O projeto de lei orçamentária (PLO) para 2018, enviado pelo prefeito de São Paulo, João Doria, à Câmara Municipal em 5 de outubro, prevê um déficit de R$ 1,564 bilhão nos cofres públicos no próximo ano. O texto altera a Lei de Diretrizes Orçamentárias (LDO), aprovada pela mesma Câmara em julho, que previa um resultado primário bem diferente, com superávit de R$ 1,156 bilhão.
No texto que enviou à Câmara pedindo a aprovação do orçamento, a gestão Doria argumenta que o déficit decorre de uma “necessária revisão” da meta fiscal após a aprovação do Fundo Municipal de Desenvolvimento Social, que irá gerir o programa de Parcerias Público-Privadas (PPPs) do município e o processo de desestatização de bens e serviços municipais, assim como futuras operações de contratação de crédito. O fundo foi criado em lei de autoria do Executivo e aprovado pela Câmara em 16 de maio.

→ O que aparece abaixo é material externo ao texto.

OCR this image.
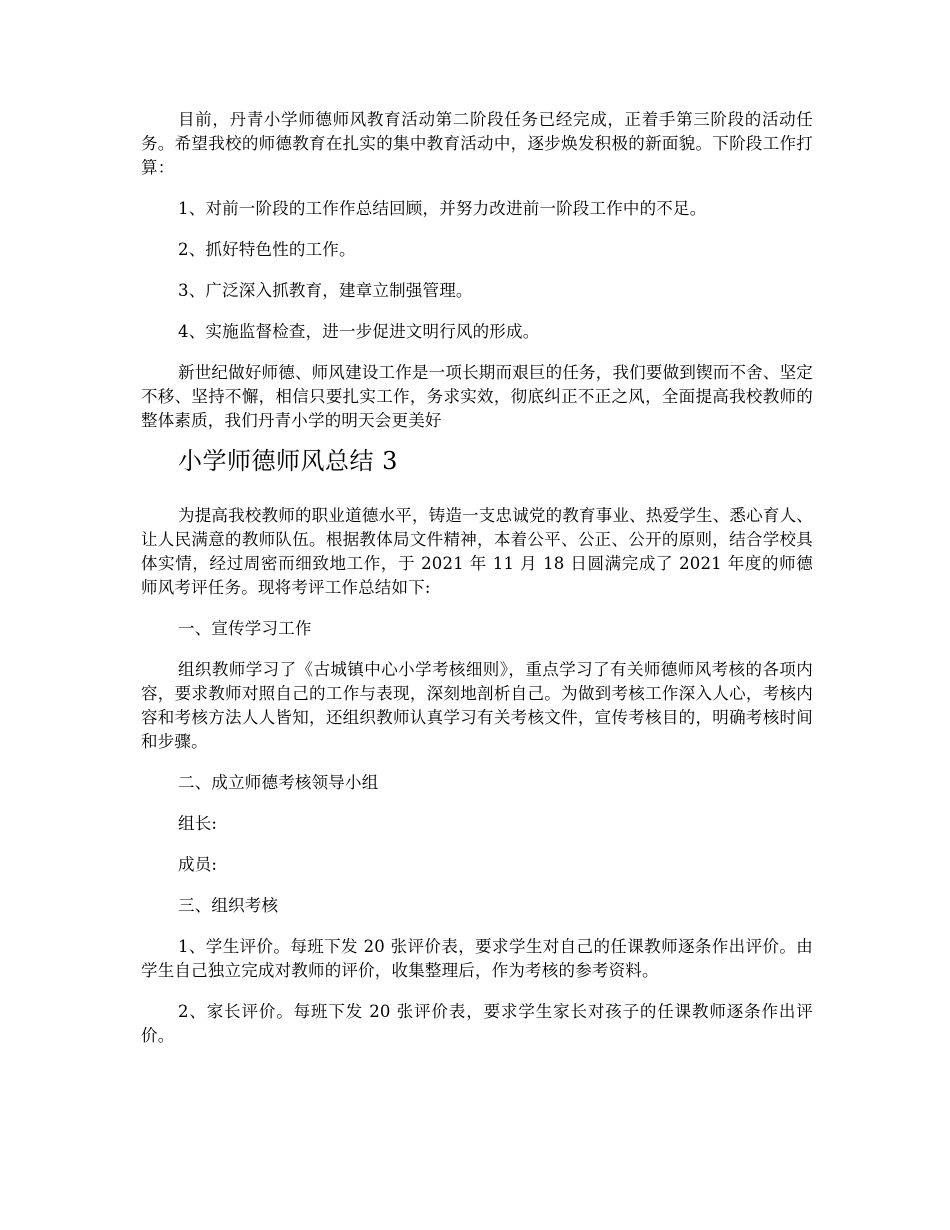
目前，丹青小学师德师风教育活动第二阶段任务已经完成，正着手第三阶段的活动任务。希望我校的师德教育在扎实的集中教育活动中，逐步焕发积极的新面貌。下阶段工作打算：

1、对前一阶段的工作作总结回顾，并努力改进前一阶段工作中的不足。

2、抓好特色性的工作。

3、广泛深入抓教育，建章立制强管理。

4、实施监督检查，进一步促进文明行风的形成。

新世纪做好师德、师风建设工作是一项长期而艰巨的任务，我们要做到锲而不舍、坚定不移、坚持不懈，相信只要扎实工作，务求实效，彻底纠正不正之风，全面提高我校教师的整体素质，我们丹青小学的明天会更美好

小学师德师风总结 3

为提高我校教师的职业道德水平，铸造一支忠诚党的教育事业、热爱学生、悉心育人、让人民满意的教师队伍。根据教体局文件精神，本着公平、公正、公开的原则，结合学校具体实情，经过周密而细致地工作，于 2021 年 11 月 18 日圆满完成了 2021 年度的师德师风考评任务。现将考评工作总结如下:

一、宣传学习工作

组织教师学习了《古城镇中心小学考核细则》，重点学习了有关师德师风考核的各项内容，要求教师对照自己的工作与表现，深刻地剖析自己。为做到考核工作深入人心，考核内容和考核方法人人皆知，还组织教师认真学习有关考核文件，宣传考核目的，明确考核时间和步骤。

二、成立师德考核领导小组

组长:

成员:

三、组织考核

1、学生评价。每班下发 20 张评价表，要求学生对自己的任课教师逐条作出评价。由学生自己独立完成对教师的评价，收集整理后，作为考核的参考资料。

2、家长评价。每班下发 20 张评价表，要求学生家长对孩子的任课教师逐条作出评价。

Para especialistas ouvidos pelo G1, porém, a mudança no orçamento configura uma “manobra” feita pela Prefeitura de São Paulo pois, ao direcionar recursos para o Fundo Municipal de Desenvolvimento Social, a gestão obtém maior maleabilidade e rapidez no uso da verba em ano eleitoral. A previsão da prefeitura é ter em 2018 receitas primárias de R$ 51,2 bilhões.

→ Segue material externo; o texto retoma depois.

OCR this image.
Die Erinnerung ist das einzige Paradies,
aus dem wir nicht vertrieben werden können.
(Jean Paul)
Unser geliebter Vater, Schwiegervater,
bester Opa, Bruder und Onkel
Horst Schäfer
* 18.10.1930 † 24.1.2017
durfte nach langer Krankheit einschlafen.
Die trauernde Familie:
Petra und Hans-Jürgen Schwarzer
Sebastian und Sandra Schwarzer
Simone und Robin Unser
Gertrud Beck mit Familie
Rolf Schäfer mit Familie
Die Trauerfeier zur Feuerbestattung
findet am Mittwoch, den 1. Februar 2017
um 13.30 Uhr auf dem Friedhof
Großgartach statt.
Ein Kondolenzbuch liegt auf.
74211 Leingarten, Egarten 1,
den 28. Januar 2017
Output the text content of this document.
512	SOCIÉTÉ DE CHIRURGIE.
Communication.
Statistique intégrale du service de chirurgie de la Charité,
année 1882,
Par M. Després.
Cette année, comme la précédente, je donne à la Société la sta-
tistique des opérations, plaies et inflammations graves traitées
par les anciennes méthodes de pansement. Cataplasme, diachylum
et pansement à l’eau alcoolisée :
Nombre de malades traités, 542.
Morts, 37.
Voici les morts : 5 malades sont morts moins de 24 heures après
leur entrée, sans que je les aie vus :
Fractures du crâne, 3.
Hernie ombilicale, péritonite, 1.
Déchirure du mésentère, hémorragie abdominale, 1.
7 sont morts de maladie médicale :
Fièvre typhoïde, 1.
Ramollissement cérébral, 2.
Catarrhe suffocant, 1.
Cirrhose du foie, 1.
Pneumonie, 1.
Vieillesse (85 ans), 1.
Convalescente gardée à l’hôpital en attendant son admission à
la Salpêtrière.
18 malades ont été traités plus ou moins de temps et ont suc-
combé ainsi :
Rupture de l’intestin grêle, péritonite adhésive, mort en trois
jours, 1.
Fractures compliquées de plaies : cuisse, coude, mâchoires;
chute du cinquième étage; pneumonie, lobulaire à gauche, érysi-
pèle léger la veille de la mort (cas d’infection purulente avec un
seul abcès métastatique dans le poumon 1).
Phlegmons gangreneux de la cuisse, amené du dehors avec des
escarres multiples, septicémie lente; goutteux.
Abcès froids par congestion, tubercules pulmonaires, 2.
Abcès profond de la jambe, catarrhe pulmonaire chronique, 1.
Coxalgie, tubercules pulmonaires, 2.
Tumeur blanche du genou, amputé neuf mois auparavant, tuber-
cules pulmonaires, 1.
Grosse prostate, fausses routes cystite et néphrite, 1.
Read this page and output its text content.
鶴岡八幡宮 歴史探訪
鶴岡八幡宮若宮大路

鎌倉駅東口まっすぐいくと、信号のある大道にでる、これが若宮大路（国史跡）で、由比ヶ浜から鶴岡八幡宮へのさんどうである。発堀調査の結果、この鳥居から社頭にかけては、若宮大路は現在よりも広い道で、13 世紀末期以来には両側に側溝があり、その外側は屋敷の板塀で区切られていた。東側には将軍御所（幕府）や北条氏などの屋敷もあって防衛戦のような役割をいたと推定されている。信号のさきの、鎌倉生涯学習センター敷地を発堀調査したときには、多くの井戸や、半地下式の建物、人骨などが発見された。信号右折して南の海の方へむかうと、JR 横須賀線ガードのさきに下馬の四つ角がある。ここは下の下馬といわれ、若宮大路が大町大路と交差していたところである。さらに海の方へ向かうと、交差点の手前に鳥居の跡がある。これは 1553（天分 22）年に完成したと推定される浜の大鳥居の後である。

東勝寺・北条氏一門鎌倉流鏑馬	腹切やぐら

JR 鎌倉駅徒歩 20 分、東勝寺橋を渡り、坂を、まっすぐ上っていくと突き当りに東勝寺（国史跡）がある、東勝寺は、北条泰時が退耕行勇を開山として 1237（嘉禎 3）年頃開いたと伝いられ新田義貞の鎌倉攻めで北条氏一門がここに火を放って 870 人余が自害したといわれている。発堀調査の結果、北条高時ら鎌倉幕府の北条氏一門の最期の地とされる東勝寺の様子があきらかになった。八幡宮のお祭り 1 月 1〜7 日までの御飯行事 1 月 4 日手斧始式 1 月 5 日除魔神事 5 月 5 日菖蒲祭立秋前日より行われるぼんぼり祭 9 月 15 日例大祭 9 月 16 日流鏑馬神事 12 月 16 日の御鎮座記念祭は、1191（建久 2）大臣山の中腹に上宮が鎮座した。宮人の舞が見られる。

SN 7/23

O plano de concessões de serviços públicos --que inclui a gestão do Bilhete Único, de parques e de terminais de ônibus-- foi aprovado pela Câmara em setembro. Os recursos do programa “serão destinados a investimentos nas áreas de saúde, educação, segurança, habitação, transporte, mobilidade urbana e assistência social”, diz a Prefeitura.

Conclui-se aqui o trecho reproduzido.